Stellungnahme zum Projekt "Umbau Schützenhaus Sinstorf"
Bezirksamt Harburg 22. Dezember 2022
Dezernat Soziales, Jugend und Gesundheit
Vorlage der Verwaltung
Betrifft: Umnutzung des ehemaligen Schützenhauses und Schießstands Sinstorfer Kirchweg in ein Bewegungszentrum für ein psychomotorisch-integratives Angebot „Bewegung und Sprache“ und eine sportliche Nutzung
Der SV Grün Weiss Harburg von 1920 e.V. (GWH) und der Harburger Integrationsrat (HIR) haben beschlossen, bei der Umnutzung des ehemaligen Schützenhauses und Schießstands Sinstorfer Kirchweg zusammenzuarbeiten. Der Kleinkaliber-Schießstand soll umgebaut und dabei insbesondere das Dach von 3,5 m auf 6 m Höhe angehoben werden. Dieser Umbau ist erforderlich, damit für das psychomotorisch-integrative Angebot „Bewegung und Sprache“ der notwendige Bewegungsparcours realisiert werden kann. Außerdem ist ein Umbau erforderlich, damit die Flächen für die Sportangebote von GWH nutzbar sind. Details können dem beiliegenden Begründungspapier mit Nutzungskonzept und wissenschaftlicher Expertise zum psychomotorisch-integrativen Angebot „Bewegung und Sprache“ entnommen werden.

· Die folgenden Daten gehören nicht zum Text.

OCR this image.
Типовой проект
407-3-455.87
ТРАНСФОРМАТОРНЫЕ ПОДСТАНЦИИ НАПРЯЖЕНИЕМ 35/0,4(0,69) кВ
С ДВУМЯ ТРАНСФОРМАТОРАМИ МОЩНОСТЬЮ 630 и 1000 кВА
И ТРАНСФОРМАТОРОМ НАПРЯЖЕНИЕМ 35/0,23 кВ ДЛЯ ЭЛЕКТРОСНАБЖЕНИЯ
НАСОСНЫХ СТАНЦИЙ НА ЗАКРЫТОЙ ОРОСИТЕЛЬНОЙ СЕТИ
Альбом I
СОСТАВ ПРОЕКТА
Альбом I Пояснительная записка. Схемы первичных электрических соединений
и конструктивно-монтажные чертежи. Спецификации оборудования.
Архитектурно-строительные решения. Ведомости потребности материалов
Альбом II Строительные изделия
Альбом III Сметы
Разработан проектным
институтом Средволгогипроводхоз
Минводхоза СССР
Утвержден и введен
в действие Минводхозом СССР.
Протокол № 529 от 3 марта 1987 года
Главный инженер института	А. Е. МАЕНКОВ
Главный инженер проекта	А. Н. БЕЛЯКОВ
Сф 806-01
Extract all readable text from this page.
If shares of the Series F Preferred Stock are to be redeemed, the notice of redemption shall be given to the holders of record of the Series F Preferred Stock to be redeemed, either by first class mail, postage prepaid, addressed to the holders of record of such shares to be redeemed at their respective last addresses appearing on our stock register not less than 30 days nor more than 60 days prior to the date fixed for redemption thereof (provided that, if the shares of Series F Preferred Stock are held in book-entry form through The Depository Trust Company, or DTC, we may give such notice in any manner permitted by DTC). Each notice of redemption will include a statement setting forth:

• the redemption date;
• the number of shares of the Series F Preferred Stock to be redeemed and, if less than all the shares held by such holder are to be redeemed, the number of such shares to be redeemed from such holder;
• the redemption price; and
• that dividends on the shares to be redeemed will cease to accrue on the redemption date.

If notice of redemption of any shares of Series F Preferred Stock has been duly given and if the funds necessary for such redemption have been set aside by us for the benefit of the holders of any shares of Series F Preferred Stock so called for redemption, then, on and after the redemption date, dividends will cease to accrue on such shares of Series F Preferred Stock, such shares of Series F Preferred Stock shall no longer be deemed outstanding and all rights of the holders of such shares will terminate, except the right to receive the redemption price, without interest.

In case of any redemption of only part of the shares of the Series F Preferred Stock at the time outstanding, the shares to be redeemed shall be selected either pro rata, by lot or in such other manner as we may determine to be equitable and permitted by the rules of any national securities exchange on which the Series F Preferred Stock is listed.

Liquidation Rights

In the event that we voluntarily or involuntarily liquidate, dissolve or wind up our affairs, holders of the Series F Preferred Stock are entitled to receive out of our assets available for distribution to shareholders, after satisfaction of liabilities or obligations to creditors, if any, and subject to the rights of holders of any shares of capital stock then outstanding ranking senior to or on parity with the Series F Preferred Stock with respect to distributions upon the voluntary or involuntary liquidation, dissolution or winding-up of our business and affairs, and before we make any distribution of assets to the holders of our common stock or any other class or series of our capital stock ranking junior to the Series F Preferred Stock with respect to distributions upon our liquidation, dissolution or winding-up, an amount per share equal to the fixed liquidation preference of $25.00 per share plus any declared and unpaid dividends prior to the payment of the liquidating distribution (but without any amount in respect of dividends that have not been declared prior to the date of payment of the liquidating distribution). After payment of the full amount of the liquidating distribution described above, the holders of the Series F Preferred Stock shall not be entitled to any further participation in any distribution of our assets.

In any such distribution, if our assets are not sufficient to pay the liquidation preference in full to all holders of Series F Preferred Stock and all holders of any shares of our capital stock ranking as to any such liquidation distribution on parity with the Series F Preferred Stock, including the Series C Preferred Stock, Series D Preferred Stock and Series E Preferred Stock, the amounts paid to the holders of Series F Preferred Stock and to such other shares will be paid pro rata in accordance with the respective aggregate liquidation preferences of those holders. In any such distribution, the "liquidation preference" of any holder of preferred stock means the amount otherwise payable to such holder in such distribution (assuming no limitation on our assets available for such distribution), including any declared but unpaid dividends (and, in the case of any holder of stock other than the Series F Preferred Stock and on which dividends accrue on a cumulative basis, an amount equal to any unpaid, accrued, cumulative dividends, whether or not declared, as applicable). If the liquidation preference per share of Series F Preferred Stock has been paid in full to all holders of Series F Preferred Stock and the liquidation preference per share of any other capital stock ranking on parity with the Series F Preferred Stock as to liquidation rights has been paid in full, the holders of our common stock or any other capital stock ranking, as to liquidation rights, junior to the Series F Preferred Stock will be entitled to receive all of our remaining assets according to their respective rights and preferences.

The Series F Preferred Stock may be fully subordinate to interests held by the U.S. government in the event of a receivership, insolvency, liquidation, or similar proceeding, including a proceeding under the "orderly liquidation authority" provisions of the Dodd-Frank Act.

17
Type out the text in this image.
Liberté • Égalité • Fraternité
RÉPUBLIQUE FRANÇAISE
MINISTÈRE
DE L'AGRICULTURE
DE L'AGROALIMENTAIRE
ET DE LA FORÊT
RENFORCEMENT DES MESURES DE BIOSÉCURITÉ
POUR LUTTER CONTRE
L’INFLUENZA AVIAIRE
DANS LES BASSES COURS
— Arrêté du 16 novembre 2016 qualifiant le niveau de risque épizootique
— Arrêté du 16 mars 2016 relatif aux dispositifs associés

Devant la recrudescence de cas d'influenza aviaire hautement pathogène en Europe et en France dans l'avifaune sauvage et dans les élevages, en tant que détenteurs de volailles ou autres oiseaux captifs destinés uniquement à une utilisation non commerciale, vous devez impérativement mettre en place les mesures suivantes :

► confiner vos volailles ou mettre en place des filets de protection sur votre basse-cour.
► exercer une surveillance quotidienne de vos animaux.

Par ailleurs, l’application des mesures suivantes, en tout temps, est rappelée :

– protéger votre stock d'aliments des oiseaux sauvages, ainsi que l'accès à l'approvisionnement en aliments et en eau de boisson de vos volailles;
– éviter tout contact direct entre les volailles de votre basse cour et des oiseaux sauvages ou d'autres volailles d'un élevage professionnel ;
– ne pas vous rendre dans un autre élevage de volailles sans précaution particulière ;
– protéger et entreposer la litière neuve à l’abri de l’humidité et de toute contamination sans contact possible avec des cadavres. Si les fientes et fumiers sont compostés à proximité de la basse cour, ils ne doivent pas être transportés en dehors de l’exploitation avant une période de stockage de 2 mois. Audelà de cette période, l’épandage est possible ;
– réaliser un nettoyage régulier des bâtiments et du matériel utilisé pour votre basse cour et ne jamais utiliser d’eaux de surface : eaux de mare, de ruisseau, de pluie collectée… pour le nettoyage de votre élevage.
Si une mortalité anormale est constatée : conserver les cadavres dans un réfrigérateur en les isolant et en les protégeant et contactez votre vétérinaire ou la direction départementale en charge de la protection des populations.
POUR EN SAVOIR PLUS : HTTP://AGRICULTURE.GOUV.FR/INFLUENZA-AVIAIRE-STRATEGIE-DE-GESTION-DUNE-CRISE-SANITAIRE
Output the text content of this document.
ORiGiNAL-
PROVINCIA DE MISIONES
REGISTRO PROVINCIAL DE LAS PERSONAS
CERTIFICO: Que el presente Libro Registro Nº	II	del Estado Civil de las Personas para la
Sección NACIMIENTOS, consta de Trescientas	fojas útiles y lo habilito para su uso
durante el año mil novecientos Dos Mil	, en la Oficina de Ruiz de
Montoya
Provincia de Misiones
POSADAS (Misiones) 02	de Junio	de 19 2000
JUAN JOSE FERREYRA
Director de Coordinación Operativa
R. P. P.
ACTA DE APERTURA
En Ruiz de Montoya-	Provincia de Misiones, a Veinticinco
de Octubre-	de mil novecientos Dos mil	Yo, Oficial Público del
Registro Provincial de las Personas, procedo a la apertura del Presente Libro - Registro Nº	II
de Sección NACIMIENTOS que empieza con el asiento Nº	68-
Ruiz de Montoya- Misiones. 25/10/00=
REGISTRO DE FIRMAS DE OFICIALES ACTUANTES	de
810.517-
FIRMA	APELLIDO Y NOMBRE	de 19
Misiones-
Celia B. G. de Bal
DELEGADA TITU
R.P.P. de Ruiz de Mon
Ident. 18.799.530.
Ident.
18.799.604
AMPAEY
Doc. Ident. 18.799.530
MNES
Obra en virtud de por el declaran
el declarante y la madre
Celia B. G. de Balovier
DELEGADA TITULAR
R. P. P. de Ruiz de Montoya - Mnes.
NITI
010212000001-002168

Eine erste Bauvoranfrage von GWH, die primär auf eine rein sportliche Nutzung abzielte, wurde abschlägig beschieden; dabei wurde u.a. auf die Unverträglichkeit von Nutzungsänderung und sportlicher Nutzung mit dem bestehenden Landschaftsschutz verwiesen.
Erörterung
Aus Sicht des Bezirksamts liegen die Realisierung des Umbaus und die Durchführung der Angebote in besonderer Weise im öffentlichen Interesse.
Die Bezirksversammlung möge beschließen:
Gez. Fredenhagen
BEZIRKSVERSAMMLUNG HARBURG
Der Vorsitzende
02.05.2023
Die Behörde für Umwelt, Klima, Energie und Agrarwirtschaft (BUKEA) nimmt zum o.g. Beschluss wie folgt Stellung:
Im Rahmen der Übermittlung des Beschlusses der Bezirksversammlung (BV) Harburg vom 05.01.2023 (Drs. 21-2632) wurde eine neue Planung vorgelegt. Folgende Feststellungen können gemacht werden:
Soweit erkennbar entsprechen die baulichen Planungen denen aus dem Jahr 2021. Eine Umplanung eines Verbindungsgangs, um einen Eingriff in einen größeren Gehölzbestand zu vermeiden, wurde vorgesehen.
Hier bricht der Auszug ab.